The Home in the Badain Jaran Desert: Sustainable Desert Living by Nanjing University
The Home in the Badain Jaran Desert blends straw-brick vernacular techniques with a metal shell, creating sustainable, climate-responsive desert living.
Architects: School of Architecture and Urban Planning, Nanjing University
Reimagining Home in a World Heritage Desert
The Badain Jaran Desert, renowned for its iconic inter-dune lakes and towering sand formations, presents a unique challenge for contemporary housing. In 2024, this "Towers of Sand and Lakes" landscape was inscribed on UNESCO's World Heritage List, introducing ecological preservation measures and construction restrictions. Local Mongolian herding communities faced the pressing question: how can homes meet modern needs while respecting traditional lifestyles and fragile desert ecology?

The Home in the Badain Jaran Desert, designed by the School of Architecture and Urban Planning at Nanjing University, offers an innovative solution. Drawing from vernacular architecture and indigenous building techniques, the project explores sustainable living strategies for a World Heritage site.


Straw Bricks and Metal Shells: Fusing Tradition with Modernity
The home serves a herding family with potential tourism and hospitality functions. Its core structure is built with straw bricks, a locally sourced material that meets the family’s residential and guest accommodation needs. Surrounding the core, a breathable metal shell provides space for festive gatherings, storage, and community activities.
This contrast between the lightweight industrial shell and the heavy, traditional straw core creates a harmonious vision of a sustainable desert shelter. The home is accessed via two metal-shelled corridors, which double as functional spaces for cooking in summer and meat processing in winter. An arched roof on the mezzanine evokes a yurt-like interior, reflecting cultural traditions during family gatherings.


Climate-Responsive Design for Desert Living
The home’s straw-brick walls offer excellent thermal performance, while the surrounding metal shell acts as a climatic buffer, minimizing energy use. In winter, heat concentrates in the straw core, while the buffer zone reduces heat loss. During summer, the breathable shell encourages natural air circulation, keeping interiors cool and comfortable. This combination ensures low-energy, climate-adapted living in the harsh desert environment.
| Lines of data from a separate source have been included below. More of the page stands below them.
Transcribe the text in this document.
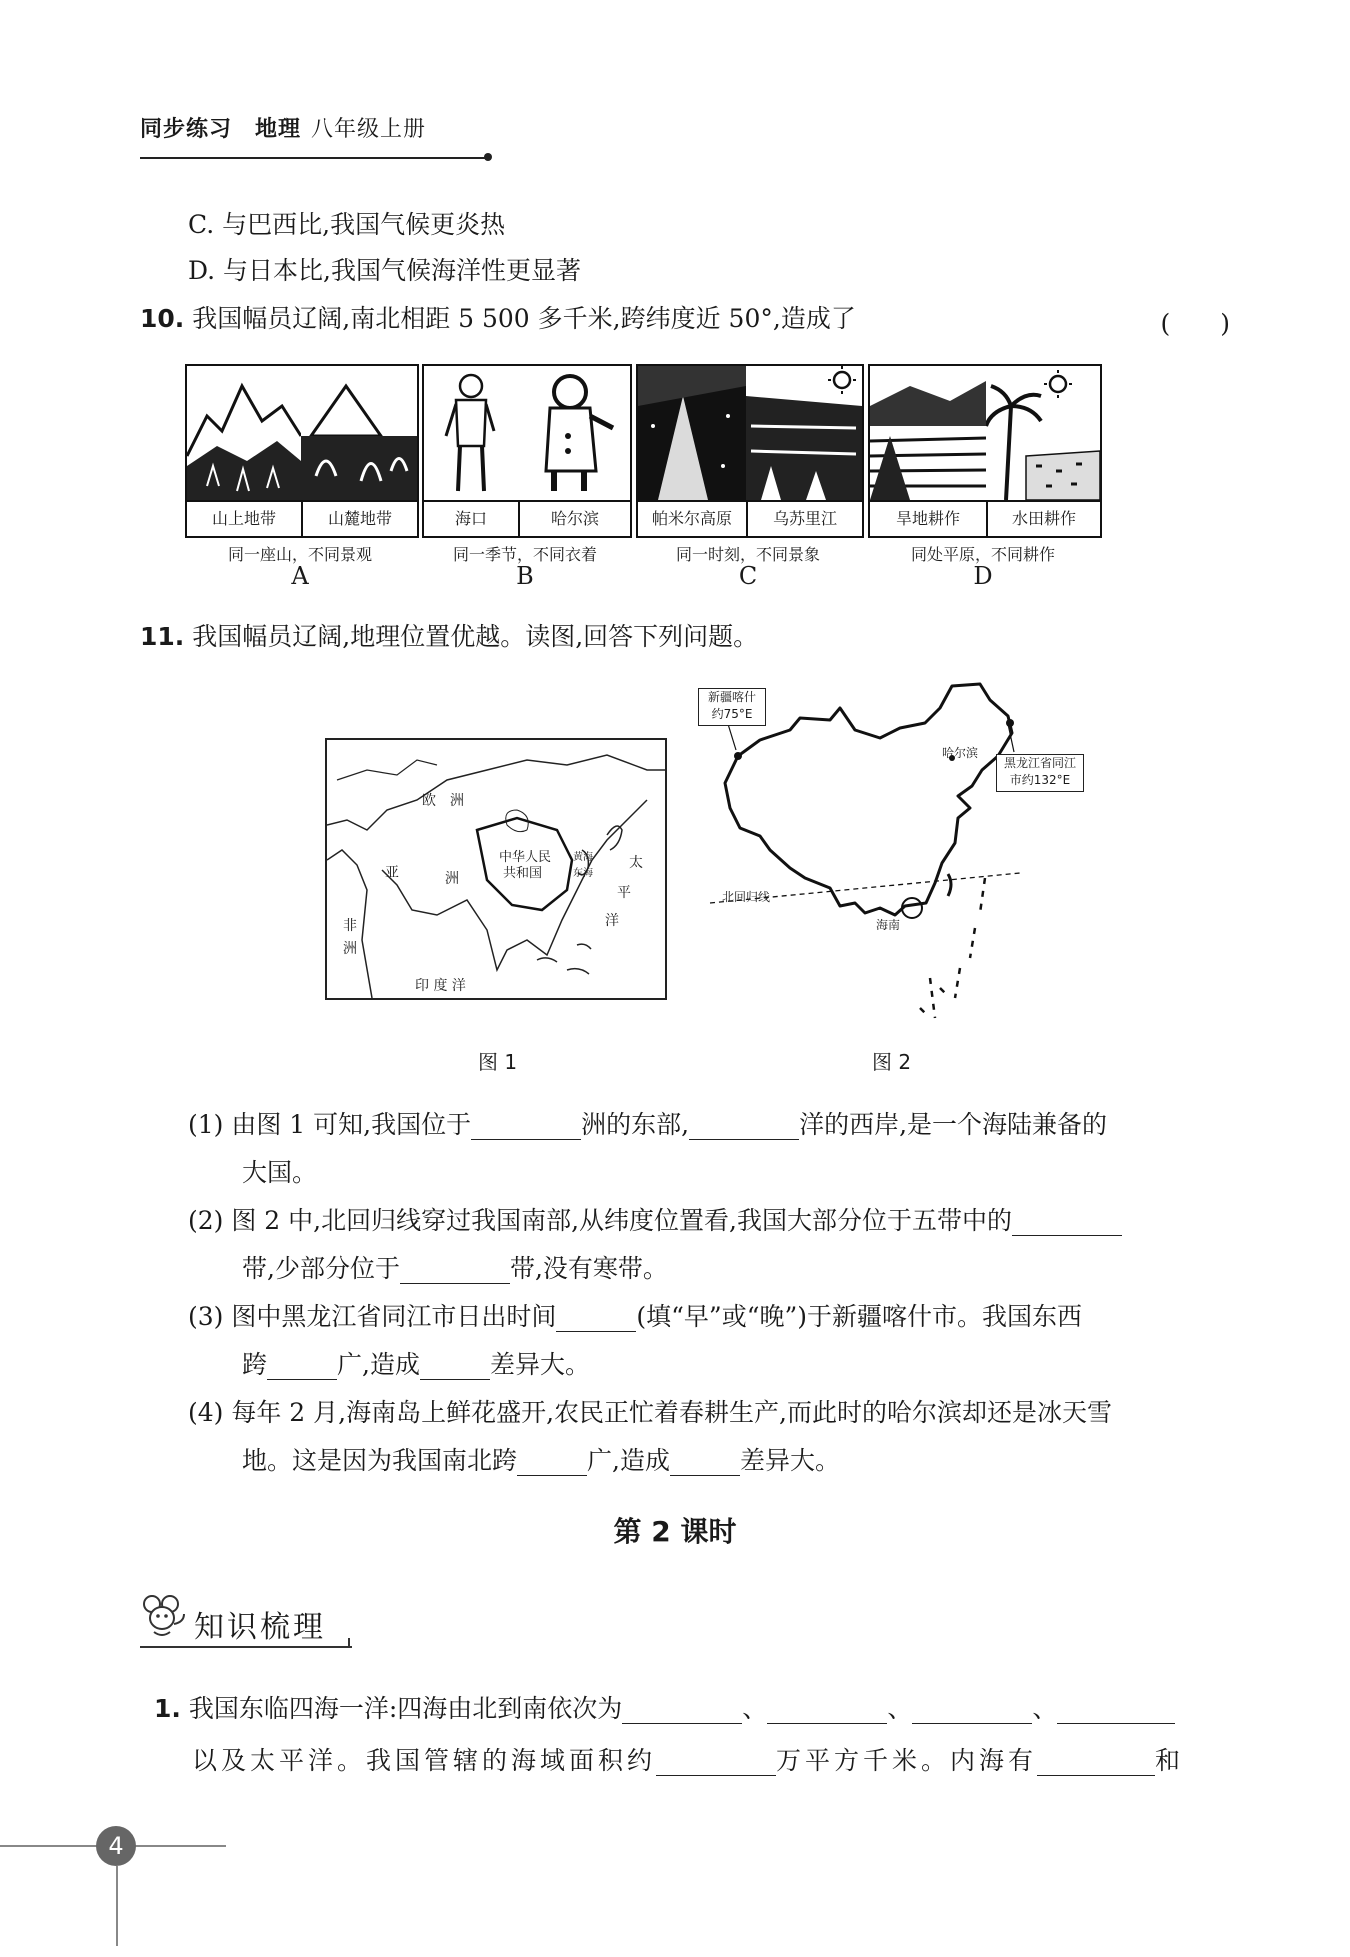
同步练习　地理 八年级上册
C. 与巴西比,我国气候更炎热
D. 与日本比,我国气候海洋性更显著
10. 我国幅员辽阔,南北相距 5 500 多千米,跨纬度近 50°,造成了	(　　)
山上地带	山麓地带	海口	哈尔滨	帕米尔高原	乌苏里江	旱地耕作	水田耕作
同一座山，不同景观	同一季节，不同衣着	同一时刻，不同景象	同处平原，不同耕作
A	B	C	D
11. 我国幅员辽阔,地理位置优越。读图,回答下列问题。
欧　洲
亚	洲
非
洲
中华人民
共和国
黄海
东海
太
平
洋
印 度 洋
图 1
新疆喀什
约75°E
黑龙江省同江
市约132°E
哈尔滨
北回归线
海南
图 2
(1) 由图 1 可知,我国位于	洲的东部,	洋的西岸,是一个海陆兼备的
大国。
(2) 图 2 中,北回归线穿过我国南部,从纬度位置看,我国大部分位于五带中的
带,少部分位于	带,没有寒带。
(3) 图中黑龙江省同江市日出时间	(填“早”或“晚”)于新疆喀什市。我国东西
跨	广,造成	差异大。
(4) 每年 2 月,海南岛上鲜花盛开,农民正忙着春耕生产,而此时的哈尔滨却还是冰天雪
地。这是因为我国南北跨	广,造成	差异大。
第 2 课时
知识梳理
1. 我国东临四海一洋:四海由北到南依次为	、	、	、
以及太平洋。我国管辖的海域面积约	万平方千米。内海有	和
4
Low-Tech, Locally Sourced Construction
The project emphasizes low-tech, sustainable construction methods. Locally sourced materials such as straw bricks and lake clay are combined with lightweight prefabricated materials, including light steel frames, perforated aluminum sheeting, and polycarbonate panels. This strategy significantly reduces transportation costs and environmental impact.
The construction process was a collaborative effort among designers, students, and local craftsmen, demonstrating a scalable model for sustainable rural housing in desert regions.



A Desert Home that Resonates with Memory
At night, the house glows softly, resembling a silver bowl against the dark desert landscape. Its textures and materials evoke nostalgia for the Mongolian herders: Hass Bayara, a local resident, reflected, “This is exactly the house we lived in when we were kids.” The project succeeds in merging cultural memory, ecological sensitivity, and contemporary living into a single sustainable desert home.